FOXP3 exon 2 controls Treg stability and autoimmunity

Differing from the mouse Foxp3 gene that encodes only one protein product, human FOXP3 encodes two major isoforms through alternative splicing-a longer isoform (FOXP3 FL) containing all the coding exons and a shorter isoform lacking the amino acids encoded by exon 2 (FOXP3 Delta E2). The two isoforms are naturally expressed in humans, yet their differences in controlling regulatory T cell phenotype and functionality remain unclear. In this study, we show that patients expressing only the shorter isoform fail to maintain self-tolerance and develop immunodeficiency, polyendocrinopathy, and enteropathy X-linked (IPEX) syndrome. Mice with Foxp3 exon 2 deletion have excessive follicular helper T (T-FH) and germinal center B (GC B) cell responses, and develop systemic autoimmune disease with anti-dsDNA and antinuclear autoantibody production, as well as immune complex glomerulonephritis. Despite having normal suppressive function in in vitro assays, regulatory T cells expressing FOXP3 Delta E2 are unstable and sufficient to induce autoimmunity when transferred into Tcrb-deficient mice. Mechanistically, the FOXP3 Delta E2 isoform allows increased expression of selected cytokines, but decreased expression of a set of positive regulators of Foxp3 without altered binding to these gene loci.
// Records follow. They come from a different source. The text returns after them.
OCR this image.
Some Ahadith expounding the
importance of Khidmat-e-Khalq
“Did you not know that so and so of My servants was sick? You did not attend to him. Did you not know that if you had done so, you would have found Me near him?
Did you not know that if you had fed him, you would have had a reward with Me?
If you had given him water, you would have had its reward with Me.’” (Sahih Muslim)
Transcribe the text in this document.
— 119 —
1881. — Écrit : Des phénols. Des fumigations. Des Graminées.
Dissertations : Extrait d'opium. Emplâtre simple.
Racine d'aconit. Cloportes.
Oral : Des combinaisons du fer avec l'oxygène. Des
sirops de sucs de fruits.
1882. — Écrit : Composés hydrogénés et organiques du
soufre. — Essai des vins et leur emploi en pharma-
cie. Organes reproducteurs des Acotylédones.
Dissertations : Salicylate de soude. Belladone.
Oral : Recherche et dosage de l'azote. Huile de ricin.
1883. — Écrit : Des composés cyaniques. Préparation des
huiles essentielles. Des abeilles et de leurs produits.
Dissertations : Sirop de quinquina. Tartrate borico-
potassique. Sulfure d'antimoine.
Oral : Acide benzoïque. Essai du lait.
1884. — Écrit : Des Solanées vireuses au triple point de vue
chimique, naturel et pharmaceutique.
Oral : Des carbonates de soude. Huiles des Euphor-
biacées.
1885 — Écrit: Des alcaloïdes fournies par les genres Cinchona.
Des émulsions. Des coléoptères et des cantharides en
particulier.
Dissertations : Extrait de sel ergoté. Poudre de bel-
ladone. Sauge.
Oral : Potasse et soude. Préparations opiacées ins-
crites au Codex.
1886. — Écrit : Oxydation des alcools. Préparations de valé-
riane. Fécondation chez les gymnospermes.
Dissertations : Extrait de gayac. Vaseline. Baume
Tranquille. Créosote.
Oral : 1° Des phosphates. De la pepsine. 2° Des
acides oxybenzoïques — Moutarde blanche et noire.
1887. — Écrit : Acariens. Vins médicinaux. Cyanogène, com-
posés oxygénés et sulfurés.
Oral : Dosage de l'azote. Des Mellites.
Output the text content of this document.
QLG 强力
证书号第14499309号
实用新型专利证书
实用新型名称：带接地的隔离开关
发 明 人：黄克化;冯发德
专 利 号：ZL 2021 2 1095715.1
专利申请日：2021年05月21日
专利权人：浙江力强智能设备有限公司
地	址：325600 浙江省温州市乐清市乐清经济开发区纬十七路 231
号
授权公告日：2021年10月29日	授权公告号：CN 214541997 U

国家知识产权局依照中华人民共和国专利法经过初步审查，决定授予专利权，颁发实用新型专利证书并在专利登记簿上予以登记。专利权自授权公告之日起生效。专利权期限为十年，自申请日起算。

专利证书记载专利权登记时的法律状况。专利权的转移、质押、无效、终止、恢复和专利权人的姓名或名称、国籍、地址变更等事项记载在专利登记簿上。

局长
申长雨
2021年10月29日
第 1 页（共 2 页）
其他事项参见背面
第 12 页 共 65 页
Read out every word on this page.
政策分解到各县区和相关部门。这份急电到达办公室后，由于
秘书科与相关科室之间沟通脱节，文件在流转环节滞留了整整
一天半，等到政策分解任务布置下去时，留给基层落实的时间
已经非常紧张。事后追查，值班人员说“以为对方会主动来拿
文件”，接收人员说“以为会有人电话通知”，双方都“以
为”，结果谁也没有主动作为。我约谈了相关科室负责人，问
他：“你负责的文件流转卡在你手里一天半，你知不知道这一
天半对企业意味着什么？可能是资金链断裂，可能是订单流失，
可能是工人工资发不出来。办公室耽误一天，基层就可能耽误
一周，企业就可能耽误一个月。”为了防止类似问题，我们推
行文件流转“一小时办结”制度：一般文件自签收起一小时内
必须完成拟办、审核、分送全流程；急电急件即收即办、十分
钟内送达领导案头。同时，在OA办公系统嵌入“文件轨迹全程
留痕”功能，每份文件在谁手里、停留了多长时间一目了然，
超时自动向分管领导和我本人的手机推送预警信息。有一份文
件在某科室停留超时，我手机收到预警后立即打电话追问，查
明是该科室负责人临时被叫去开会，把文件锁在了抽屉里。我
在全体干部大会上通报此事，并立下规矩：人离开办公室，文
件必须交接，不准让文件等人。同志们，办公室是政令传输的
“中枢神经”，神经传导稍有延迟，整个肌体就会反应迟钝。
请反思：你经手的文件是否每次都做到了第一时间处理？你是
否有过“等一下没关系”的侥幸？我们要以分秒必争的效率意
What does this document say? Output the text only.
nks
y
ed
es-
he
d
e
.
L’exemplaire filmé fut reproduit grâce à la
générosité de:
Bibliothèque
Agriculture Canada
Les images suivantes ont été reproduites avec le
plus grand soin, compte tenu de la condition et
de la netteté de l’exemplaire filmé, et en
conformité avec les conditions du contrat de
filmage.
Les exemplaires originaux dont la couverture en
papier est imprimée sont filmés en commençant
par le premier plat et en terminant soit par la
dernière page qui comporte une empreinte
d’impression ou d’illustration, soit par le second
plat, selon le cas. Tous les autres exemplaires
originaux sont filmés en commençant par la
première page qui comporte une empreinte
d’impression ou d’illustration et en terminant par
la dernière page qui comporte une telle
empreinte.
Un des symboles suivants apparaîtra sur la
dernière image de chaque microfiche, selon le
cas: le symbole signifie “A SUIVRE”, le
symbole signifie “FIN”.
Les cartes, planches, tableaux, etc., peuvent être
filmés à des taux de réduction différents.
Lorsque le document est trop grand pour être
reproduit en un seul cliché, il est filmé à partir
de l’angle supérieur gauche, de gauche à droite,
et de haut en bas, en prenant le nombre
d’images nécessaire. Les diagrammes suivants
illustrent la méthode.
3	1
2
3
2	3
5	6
These findings uncover indispensable functions of the FOXP3 exon 2 region, highlighting a role in regulating a transcriptional program that maintains T-reg stability and immune homeostasis.

Automated summary

In this study, researchers discovered that the human FOXP3 gene encodes two major isoforms through alternative splicing. Patients who only express the shorter isoform may develop immunodeficiency and autoimmune diseases. Mice with the deletion of Foxp3 exon 2 also develop autoimmune diseases. The FOXP3 Delta E2 isoform allows increased expression of certain cytokines while decreasing the expression of positive regulators of Foxp3, leading to an unstable regulatory T cell phenotype.